A very important and quite often a difficult step in chemical analysis is the separation of the desired constituent in an analytical sample. The difficulties are all the more serious if the sample is a mixture of volatile liquids with close boiling points. Gas chromatography, discovered by Martin and Synge, has made the task of separating such volatile mixtures comparatively easy.
Principles: Gas chromatographic separations are based on the differences in the extent to which solutes are partitioned between the stationary phase and the mobile phase.
When gaseous sample is inserted in the column which contain stationary phase solid or liquid the components of samples are retained by the stationary phase on different positions when we pass the eluent gas the component which is less strongly retained is eluted out first.
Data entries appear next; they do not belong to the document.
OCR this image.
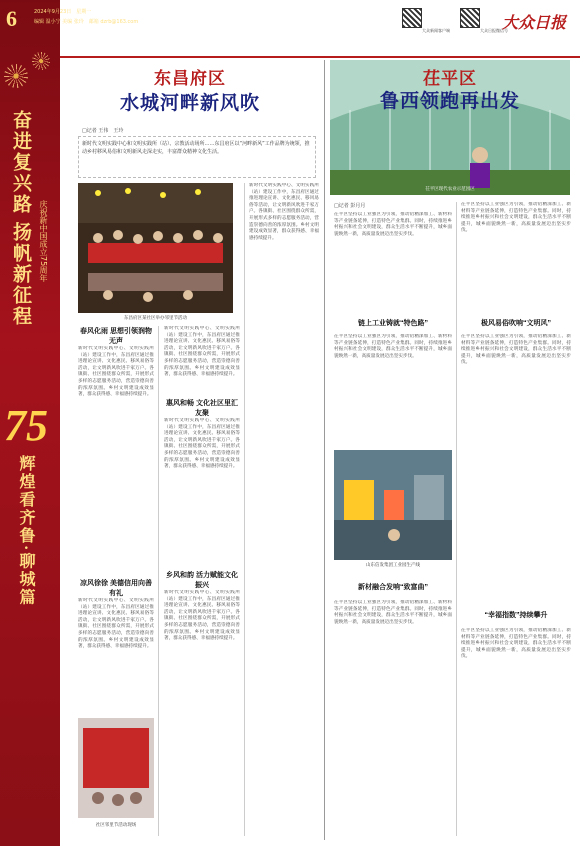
奋进复兴路 扬帆新征程	庆祝新中国成立75周年
75
辉煌看齐鲁·聊城篇
6	2024年9月23日　星期一
编辑 温小宁 美编 张玲　邮箱 dzrb@163.com
大众新闻客户端	大众日报微信号
大众日报
东昌府区
水城河畔新风吹
□记者 王伟　王玲
新时代文明实践中心和文明实践所（站）、宗教活动场所……东昌府区以“河畔新风”工作品牌为统领，推动乡村移风易俗和文明新风走深走实，丰富群众精神文化生活。
东昌府区某社区举办邻里节活动
春风化雨 思想引领润物无声
新时代文明实践中心、文明实践所（站）建设工作中，东昌府区通过推进理论宣讲、文化惠民、移风易俗等活动，让文明新风吹进千家万户。各镇街、社区围绕群众所需，开展形式多样的志愿服务活动，营造崇德向善的浓厚氛围。乡村文明建设成效显著，群众获得感、幸福感持续提升。
凉风徐徐 美德信用向善有礼
新时代文明实践中心、文明实践所（站）建设工作中，东昌府区通过推进理论宣讲、文化惠民、移风易俗等活动，让文明新风吹进千家万户。各镇街、社区围绕群众所需，开展形式多样的志愿服务活动，营造崇德向善的浓厚氛围。乡村文明建设成效显著，群众获得感、幸福感持续提升。
社区邻里节活动现场
新时代文明实践中心、文明实践所（站）建设工作中，东昌府区通过推进理论宣讲、文化惠民、移风易俗等活动，让文明新风吹进千家万户。各镇街、社区围绕群众所需，开展形式多样的志愿服务活动，营造崇德向善的浓厚氛围。乡村文明建设成效显著，群众获得感、幸福感持续提升。
惠风和畅 文化社区里汇友聚
新时代文明实践中心、文明实践所（站）建设工作中，东昌府区通过推进理论宣讲、文化惠民、移风易俗等活动，让文明新风吹进千家万户。各镇街、社区围绕群众所需，开展形式多样的志愿服务活动，营造崇德向善的浓厚氛围。乡村文明建设成效显著，群众获得感、幸福感持续提升。
乡风和韵 活力赋能文化振兴
新时代文明实践中心、文明实践所（站）建设工作中，东昌府区通过推进理论宣讲、文化惠民、移风易俗等活动，让文明新风吹进千家万户。各镇街、社区围绕群众所需，开展形式多样的志愿服务活动，营造崇德向善的浓厚氛围。乡村文明建设成效显著，群众获得感、幸福感持续提升。
新时代文明实践中心、文明实践所（站）建设工作中，东昌府区通过推进理论宣讲、文化惠民、移风易俗等活动，让文明新风吹进千家万户。各镇街、社区围绕群众所需，开展形式多样的志愿服务活动，营造崇德向善的浓厚氛围。乡村文明建设成效显著，群众获得感、幸福感持续提升。
茌平区
鲁西领跑再出发
茌平区现代农业示范园区
□记者 彭月月
茌平区坚持以工业强区为引领，推动铝精深加工、新材料等产业链条延伸，打造特色产业集群。同时，持续推进乡村振兴和社会文明建设，群众生活水平不断提升，城乡面貌焕然一新，高质量发展迈出坚实步伐。
链上工业铸就“特色路”
茌平区坚持以工业强区为引领，推动铝精深加工、新材料等产业链条延伸，打造特色产业集群。同时，持续推进乡村振兴和社会文明建设，群众生活水平不断提升，城乡面貌焕然一新，高质量发展迈出坚实步伐。
山东信发集团工业园生产线
新材融合发响“致富曲”
茌平区坚持以工业强区为引领，推动铝精深加工、新材料等产业链条延伸，打造特色产业集群。同时，持续推进乡村振兴和社会文明建设，群众生活水平不断提升，城乡面貌焕然一新，高质量发展迈出坚实步伐。
茌平区坚持以工业强区为引领，推动铝精深加工、新材料等产业链条延伸，打造特色产业集群。同时，持续推进乡村振兴和社会文明建设，群众生活水平不断提升，城乡面貌焕然一新，高质量发展迈出坚实步伐。
极风易俗吹响“文明风”
茌平区坚持以工业强区为引领，推动铝精深加工、新材料等产业链条延伸，打造特色产业集群。同时，持续推进乡村振兴和社会文明建设，群众生活水平不断提升，城乡面貌焕然一新，高质量发展迈出坚实步伐。
“幸福指数”持续攀升
茌平区坚持以工业强区为引领，推动铝精深加工、新材料等产业链条延伸，打造特色产业集群。同时，持续推进乡村振兴和社会文明建设，群众生活水平不断提升，城乡面貌焕然一新，高质量发展迈出坚实步伐。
Consider a mixture containing three components A, B and C is to be separated by GLC. A very small quantity is injected into the front end of the column. Each component of the mixture in its passage through the column is retarded by the stationary liquid phase. The degree of retardation of a component depends upon the partition coefficient of that component in the liquid phase.
I.e. the tendency of the component to dissolve in the liquid (Stationary). Component (A) dissolves to the maximum extent, while component (C) dissolves to the least extent Component (C) emerges first along with the carrier gas followed by (B) and (A). The signals given by the detector are recorded. The development of the chromatogram can be obtained from grapher.